While Gaza is the current focus, the slow ethnic cleansing of other Palestinian areas has continued throughout, culminating in attacks by Israeli settlers on Palestinian towns under the watchful eye of the IOF.

From this point forward the narrative becomes one of continued IOF aggression and attacks against Gaza.  Since 2008 Israel has attacked Gaza four times, “mowing the lawn” as they called it, killing mostly civilians, women and children.   Gaza rather quickly became fully isolated with much of its civic structure destroyed, and at the time of the current conflict being the most densely populated prison camp in the world.  There is nothing in these actions that are “self- defense”, these are actions of an occupying power and its desire for ethnic cleansing.  While other countries call for a “proportionate” response, Israel has always declared that it will hit back disproportionately, and civilians remaining in the line of fire (where else can they go, only to be bombed again) are considered to be terrorists along with those leading the insurrection.

Operating against all military standards as negotiated with the Geneva Accords and the UN Charter and other international laws, Israel’s actions in Gaza are clearly genocidal in word and in deed.  Only those willfully ignorant and incapable of critical thinking can argue that the IOF is a moral army.

Narrative gone – democracy

This narrative is very strongly supported by external sources.  Both Britain in its initial setup of the Palestinian Mandate, and the U.S. after taking over financial and military support, have voiced their idea that Israel is the only democracy in the Middle East, an island of civilization in a savage part of the world.  The narrative above on the moral army is enough in itself to dispel the idea of Israel being a democracy.

A democracy does not use its army and air forces to control an indigenous population.  A democracy does not have separate rules and regulations, both in the so-called military zones and in the green line state, to control the livelihoods, movements, and all aspects of civil life.  A democracy does not have separate roads, hundreds of checkpoints, and hundreds of kilometers of a separation barrier to control an unwanted demographic.  A democracy does not consider itself to have a god given right to do whatever it likes to its indigenous residents.

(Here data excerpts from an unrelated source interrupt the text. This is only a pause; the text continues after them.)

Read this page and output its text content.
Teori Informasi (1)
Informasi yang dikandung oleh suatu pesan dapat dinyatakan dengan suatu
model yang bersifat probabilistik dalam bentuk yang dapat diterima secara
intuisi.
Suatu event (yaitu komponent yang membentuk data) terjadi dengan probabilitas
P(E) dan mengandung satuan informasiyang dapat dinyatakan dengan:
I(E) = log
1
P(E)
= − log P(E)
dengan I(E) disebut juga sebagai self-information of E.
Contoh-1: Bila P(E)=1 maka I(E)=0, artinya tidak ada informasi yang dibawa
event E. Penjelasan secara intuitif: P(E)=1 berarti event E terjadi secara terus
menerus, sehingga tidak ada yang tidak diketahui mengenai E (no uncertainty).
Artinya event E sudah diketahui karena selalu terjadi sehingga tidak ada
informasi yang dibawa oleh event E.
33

Currently, the extreme right wing of Israeli politics is denying democracy itself, calling for a theocratic state governed by whatever rules its rabbinical authorities can concoct in the name of god.  Above all, the calls by current politicians in both Israel and the U.S. to eliminate Hamas and also eliminate Palestinians through ethnic cleansing or genocide, are so far beyond anything remotely humane, and arguably so far beyond anything a god would want its people to be doing.

The U.S. argues that it is the indispensable nation, the leader of the free world.  Events have proven it to be a powerful but not a dominant power – as in the sense of full spectrum dominance desired by the neocons.  Its absence from the world would be beneficial to all as its financial and corporate powers would not be backed up by the “hidden fist” of the U.S. military.  With its strange domestic electoral system, essentially a long running theater of domestic power politics, the U.S. is arguably not a democracy itself.  With its foreign affairs and history of meddling in other countries affairs it is inarguably non-democratic.  Its sycophantic support for Israel furthers this non-democratic tradition, as the interplay between the two is a mix of theocracy and power politics.

Conclusion

With all the information available on social media, on the internet, and the strong media presence outside of the western countries, the ideas that Israel has a moral army and that it is a democracy should be well put to rest by anyone able to think critically.  The U.S., while proclaiming “indispensability”, mainly demonstrates it too has no morals when it comes to ethnic cleansing and genocide, as indeed it is part of their own history since its inception.

To retain the notion that Israel’s army is moral and that Israeli politics are democratic is to be willfully ignorant of the reality of tens of thousands of dead and wounded, and millions displaced in a “war” that is all about the ethnic cleansing of an indigenous population for the self-righteous Israeli theocrats.